The floor of the hut was laid with many wooden boards. There was barely a gap between them. The boards were a pleasing sandy colour that gave the hut a cheerful look by day. The firelight suited them too. They were happy boards... It wasn't really a hut at all, he thought. He suspected that bungalow was the proper word, though it didn't sound so romantic. Tasty worms, evening chair, all his possessions around him. Things were good, weren't they?

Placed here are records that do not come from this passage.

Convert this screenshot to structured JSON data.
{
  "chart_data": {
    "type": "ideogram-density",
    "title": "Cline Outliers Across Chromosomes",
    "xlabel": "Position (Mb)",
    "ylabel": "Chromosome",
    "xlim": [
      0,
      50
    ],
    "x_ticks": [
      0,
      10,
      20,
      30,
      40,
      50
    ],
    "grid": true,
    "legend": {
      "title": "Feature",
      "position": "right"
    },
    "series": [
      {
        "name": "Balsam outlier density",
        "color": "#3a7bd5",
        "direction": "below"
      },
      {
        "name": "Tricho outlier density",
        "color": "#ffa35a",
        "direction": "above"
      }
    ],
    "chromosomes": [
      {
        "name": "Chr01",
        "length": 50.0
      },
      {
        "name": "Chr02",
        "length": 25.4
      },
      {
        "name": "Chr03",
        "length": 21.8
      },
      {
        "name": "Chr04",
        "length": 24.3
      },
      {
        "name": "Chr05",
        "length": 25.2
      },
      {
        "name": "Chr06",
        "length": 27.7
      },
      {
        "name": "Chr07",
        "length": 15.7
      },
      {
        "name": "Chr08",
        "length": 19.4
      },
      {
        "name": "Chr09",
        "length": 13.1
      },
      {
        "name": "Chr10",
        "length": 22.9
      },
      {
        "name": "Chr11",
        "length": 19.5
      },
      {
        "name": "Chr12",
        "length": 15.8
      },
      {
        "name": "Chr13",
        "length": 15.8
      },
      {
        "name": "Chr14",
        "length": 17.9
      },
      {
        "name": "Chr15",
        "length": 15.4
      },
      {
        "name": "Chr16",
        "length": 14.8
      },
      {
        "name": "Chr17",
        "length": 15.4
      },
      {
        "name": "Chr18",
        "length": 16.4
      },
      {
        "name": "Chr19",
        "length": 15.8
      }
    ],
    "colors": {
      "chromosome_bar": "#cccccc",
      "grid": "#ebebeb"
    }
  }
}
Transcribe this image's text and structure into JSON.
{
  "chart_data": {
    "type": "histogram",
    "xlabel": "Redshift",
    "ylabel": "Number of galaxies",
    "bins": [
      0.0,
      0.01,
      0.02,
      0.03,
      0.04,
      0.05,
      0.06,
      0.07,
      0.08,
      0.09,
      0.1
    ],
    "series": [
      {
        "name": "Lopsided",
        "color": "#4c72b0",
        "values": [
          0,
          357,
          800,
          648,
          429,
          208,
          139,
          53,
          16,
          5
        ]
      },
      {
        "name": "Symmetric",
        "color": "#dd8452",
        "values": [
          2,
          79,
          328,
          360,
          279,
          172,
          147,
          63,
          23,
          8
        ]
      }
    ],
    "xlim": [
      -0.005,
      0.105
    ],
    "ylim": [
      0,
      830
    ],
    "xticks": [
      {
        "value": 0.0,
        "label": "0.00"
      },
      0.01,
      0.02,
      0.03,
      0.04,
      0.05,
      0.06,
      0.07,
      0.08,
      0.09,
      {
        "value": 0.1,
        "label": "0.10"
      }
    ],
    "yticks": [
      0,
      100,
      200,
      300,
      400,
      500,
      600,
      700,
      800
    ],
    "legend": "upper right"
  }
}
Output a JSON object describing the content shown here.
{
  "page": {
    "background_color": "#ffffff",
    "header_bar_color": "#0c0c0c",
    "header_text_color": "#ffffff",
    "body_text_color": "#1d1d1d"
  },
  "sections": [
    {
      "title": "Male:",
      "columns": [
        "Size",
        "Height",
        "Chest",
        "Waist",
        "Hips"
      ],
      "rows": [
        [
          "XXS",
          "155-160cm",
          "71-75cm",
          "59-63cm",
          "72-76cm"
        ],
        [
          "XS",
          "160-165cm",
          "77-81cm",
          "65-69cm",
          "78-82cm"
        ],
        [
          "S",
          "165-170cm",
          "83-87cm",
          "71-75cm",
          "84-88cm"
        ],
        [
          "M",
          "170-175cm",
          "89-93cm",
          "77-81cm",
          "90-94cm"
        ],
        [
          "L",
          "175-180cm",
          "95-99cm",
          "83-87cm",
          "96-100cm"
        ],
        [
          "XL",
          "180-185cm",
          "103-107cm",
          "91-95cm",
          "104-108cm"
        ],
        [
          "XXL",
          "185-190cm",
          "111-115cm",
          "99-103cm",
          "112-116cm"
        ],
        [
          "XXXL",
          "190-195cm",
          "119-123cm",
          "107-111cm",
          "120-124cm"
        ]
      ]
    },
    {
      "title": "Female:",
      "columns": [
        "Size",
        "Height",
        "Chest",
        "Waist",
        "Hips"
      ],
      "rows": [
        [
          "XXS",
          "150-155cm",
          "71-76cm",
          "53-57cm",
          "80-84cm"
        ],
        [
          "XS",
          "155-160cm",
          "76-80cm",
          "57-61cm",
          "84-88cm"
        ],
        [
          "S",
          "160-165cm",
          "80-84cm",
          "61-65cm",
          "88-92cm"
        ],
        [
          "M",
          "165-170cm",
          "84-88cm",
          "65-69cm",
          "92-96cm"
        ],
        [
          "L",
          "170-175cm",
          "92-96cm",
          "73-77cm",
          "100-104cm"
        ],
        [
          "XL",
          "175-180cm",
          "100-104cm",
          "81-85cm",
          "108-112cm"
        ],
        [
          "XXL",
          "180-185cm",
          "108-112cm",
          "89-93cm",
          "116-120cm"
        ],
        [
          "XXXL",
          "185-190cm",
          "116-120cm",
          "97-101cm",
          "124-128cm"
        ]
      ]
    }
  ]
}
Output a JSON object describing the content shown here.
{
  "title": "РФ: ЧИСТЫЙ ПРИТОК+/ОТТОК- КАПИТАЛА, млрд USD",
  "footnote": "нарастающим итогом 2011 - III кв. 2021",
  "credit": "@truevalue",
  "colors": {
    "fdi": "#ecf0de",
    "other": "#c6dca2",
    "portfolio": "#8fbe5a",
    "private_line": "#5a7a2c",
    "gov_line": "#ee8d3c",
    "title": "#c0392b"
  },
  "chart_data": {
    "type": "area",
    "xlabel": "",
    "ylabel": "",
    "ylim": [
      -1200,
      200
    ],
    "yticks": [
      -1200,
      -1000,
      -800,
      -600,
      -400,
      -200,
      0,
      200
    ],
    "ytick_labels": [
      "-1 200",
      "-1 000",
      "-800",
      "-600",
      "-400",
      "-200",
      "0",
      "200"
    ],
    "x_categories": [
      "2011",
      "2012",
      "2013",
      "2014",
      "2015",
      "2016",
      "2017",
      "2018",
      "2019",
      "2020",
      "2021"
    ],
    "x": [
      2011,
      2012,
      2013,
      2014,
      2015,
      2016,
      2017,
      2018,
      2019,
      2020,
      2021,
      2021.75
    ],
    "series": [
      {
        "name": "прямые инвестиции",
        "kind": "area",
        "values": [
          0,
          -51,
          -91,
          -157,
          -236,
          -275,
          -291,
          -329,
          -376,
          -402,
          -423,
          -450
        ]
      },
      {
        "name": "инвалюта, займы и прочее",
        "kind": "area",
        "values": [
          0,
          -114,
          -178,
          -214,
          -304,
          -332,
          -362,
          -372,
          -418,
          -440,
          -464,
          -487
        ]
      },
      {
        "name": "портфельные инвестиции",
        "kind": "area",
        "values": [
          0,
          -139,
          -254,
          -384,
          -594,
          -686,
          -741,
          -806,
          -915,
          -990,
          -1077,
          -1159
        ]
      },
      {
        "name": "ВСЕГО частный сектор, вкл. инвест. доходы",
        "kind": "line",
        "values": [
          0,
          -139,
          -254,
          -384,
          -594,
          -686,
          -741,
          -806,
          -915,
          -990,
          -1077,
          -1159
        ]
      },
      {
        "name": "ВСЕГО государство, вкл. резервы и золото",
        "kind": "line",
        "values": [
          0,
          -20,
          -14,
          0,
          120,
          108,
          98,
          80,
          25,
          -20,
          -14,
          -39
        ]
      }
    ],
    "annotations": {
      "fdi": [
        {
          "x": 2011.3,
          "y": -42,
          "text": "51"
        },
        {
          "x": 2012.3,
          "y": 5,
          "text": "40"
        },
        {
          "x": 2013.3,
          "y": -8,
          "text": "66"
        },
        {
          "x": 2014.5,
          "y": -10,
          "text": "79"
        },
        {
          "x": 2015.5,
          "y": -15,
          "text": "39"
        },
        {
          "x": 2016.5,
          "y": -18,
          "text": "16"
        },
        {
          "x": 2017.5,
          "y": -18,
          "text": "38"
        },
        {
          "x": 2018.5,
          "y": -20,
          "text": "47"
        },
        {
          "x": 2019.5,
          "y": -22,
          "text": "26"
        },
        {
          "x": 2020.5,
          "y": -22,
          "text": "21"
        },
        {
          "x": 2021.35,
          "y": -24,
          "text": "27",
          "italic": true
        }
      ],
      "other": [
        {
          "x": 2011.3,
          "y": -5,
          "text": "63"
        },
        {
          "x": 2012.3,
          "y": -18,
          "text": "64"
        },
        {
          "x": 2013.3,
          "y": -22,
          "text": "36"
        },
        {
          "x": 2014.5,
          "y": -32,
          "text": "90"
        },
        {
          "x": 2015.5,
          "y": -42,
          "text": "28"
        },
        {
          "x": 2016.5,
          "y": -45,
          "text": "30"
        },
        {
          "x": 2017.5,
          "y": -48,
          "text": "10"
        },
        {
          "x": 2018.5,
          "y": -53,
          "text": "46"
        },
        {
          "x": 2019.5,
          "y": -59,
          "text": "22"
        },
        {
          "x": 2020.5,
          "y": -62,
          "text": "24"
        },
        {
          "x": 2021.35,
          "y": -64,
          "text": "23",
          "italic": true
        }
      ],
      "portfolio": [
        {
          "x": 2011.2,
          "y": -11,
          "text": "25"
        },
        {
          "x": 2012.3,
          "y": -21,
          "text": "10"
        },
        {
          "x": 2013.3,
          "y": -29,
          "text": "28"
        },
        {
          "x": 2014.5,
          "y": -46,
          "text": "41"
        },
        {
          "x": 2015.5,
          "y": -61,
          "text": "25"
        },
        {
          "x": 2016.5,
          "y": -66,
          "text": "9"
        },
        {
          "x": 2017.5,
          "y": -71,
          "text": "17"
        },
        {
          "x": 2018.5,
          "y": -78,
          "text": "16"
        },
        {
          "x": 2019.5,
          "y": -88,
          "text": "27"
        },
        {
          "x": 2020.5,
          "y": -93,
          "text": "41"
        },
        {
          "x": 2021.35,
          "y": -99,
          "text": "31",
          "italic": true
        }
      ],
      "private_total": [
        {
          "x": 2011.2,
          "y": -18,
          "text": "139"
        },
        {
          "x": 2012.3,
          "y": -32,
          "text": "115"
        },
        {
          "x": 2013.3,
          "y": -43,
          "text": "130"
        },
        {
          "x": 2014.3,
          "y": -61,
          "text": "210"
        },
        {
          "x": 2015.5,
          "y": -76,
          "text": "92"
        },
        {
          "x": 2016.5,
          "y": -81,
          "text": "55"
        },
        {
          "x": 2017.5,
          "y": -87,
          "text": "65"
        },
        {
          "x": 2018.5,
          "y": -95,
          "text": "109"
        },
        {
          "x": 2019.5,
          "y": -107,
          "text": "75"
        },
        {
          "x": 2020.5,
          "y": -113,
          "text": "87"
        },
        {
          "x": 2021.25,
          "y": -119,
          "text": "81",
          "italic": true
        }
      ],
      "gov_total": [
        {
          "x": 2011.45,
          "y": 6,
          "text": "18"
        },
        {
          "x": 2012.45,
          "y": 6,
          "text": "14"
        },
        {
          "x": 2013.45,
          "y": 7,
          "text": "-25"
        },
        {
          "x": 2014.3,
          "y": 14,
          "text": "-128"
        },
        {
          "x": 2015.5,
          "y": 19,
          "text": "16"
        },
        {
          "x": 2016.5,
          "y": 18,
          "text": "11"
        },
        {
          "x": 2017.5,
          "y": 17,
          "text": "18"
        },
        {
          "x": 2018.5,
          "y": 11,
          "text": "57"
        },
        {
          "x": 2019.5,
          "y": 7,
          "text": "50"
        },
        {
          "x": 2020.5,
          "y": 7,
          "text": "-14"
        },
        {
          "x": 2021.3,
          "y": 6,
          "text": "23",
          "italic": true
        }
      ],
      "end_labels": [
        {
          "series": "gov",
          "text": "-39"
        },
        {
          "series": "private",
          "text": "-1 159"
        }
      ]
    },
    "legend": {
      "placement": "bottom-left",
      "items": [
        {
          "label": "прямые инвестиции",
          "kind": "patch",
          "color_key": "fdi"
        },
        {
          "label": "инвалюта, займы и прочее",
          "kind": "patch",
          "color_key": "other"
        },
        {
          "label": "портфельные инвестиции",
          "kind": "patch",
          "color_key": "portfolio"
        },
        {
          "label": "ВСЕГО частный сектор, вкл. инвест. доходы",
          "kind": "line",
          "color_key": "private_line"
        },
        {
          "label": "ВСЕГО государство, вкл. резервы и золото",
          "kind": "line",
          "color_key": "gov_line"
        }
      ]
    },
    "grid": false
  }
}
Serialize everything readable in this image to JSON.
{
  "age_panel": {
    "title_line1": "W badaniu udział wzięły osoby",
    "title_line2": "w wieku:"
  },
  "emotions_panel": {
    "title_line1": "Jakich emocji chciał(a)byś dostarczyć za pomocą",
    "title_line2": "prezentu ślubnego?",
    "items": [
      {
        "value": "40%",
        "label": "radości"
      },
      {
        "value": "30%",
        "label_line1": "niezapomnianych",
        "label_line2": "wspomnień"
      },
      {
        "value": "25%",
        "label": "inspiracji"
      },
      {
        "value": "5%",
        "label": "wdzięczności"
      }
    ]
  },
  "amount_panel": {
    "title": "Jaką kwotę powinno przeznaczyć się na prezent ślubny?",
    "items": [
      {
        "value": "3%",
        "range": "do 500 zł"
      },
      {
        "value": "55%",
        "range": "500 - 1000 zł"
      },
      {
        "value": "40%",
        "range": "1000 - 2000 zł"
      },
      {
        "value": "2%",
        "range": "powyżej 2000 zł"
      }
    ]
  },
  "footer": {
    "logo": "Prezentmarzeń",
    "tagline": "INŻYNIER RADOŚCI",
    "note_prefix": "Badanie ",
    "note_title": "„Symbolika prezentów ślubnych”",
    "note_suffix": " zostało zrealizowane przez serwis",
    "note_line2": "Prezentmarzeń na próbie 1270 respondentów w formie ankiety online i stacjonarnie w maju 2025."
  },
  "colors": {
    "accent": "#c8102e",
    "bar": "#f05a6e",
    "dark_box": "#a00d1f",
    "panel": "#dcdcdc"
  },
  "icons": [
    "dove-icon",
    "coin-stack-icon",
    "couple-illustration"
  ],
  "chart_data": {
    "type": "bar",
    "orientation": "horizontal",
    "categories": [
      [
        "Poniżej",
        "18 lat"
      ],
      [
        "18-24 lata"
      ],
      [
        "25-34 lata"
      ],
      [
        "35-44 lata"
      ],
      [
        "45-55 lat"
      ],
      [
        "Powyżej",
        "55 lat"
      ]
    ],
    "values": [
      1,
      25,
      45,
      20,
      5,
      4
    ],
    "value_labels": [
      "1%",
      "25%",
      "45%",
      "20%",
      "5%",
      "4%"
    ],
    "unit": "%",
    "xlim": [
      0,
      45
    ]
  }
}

There was a knock at the door.
Morstrum froze. His insides misbehaved. He had a sudden sickening sense of himself on show, the only light thing in a world of darkness. Sincerely, he wished that he had put up curtains.
The knock repeated.
"Yes?" Morstrum called. "Who's there?"
There was no answer. Morstrum found that he was very afraid.
"Who's there?" He called again.
One of these boxes had a blunderbuss in it. Should he get it? He didn't remember which one it was in. He imagined the view he would give the outside world as he scrabbled about trying to find it. He picked up the poker instead.
"Who's there?" he called and louder. He thought he heard footsteps outside the front door. Morstrum's heart began to hurt him. Slowly, ever so slowly, he backed away towards the nothing room. It was dark in there. It overlooked the veranda. As quietly as he could, he closed the door and stole up to the window. At first all he could see were the black shapes of tree tops against the sky. Then, as his eyes grew accustomed to the dark, he thought he could make something out among the plant stems in the garden. Something was moving. Something, a little form, was flitting to and fro. It was dancing. Was it dancing? It skipped and twirled and ran about in the most particular way. Sometimes it would freeze stock still or drop down to the ground, only to burst into frantic life a moment later. Now Morstrum became aware of a second shape. This one was drawing closer. Morstrum stepped back and gripped the poker yet more tightly. As he watched, it stepped into the pool of firelight.
It was a child! It was a child far from any that he had ever seen, made from a stuff he did not know. Its hair played about with the wind. In the flickering light, the little eyes shone. As it came near it seemed half flying, so lightly did it tread.
The forest! It was the spirit of the forest come to life! All the old Stoll's stories came flooding back to him. So, the stories were true, he thought.
Morstrum pressed his face to the glass and strained his eyes to see. It was on the veranda now, peering in at the room where he had been.
All at once there was another face an inch away from his. Morstrum yelped and leaped back in surprise. He tripped and hit himself in the head with the poker. In an instant he was up again but the face was gone. He peered out but the two little shapes were nowhere to be seen. Morstrum rushed around, upsetting several boxes of ornaments in his haste. He threw open the front door. The blackness yawned before him. From far away in the forest he heard the sound of laughter, growing fainter all the time.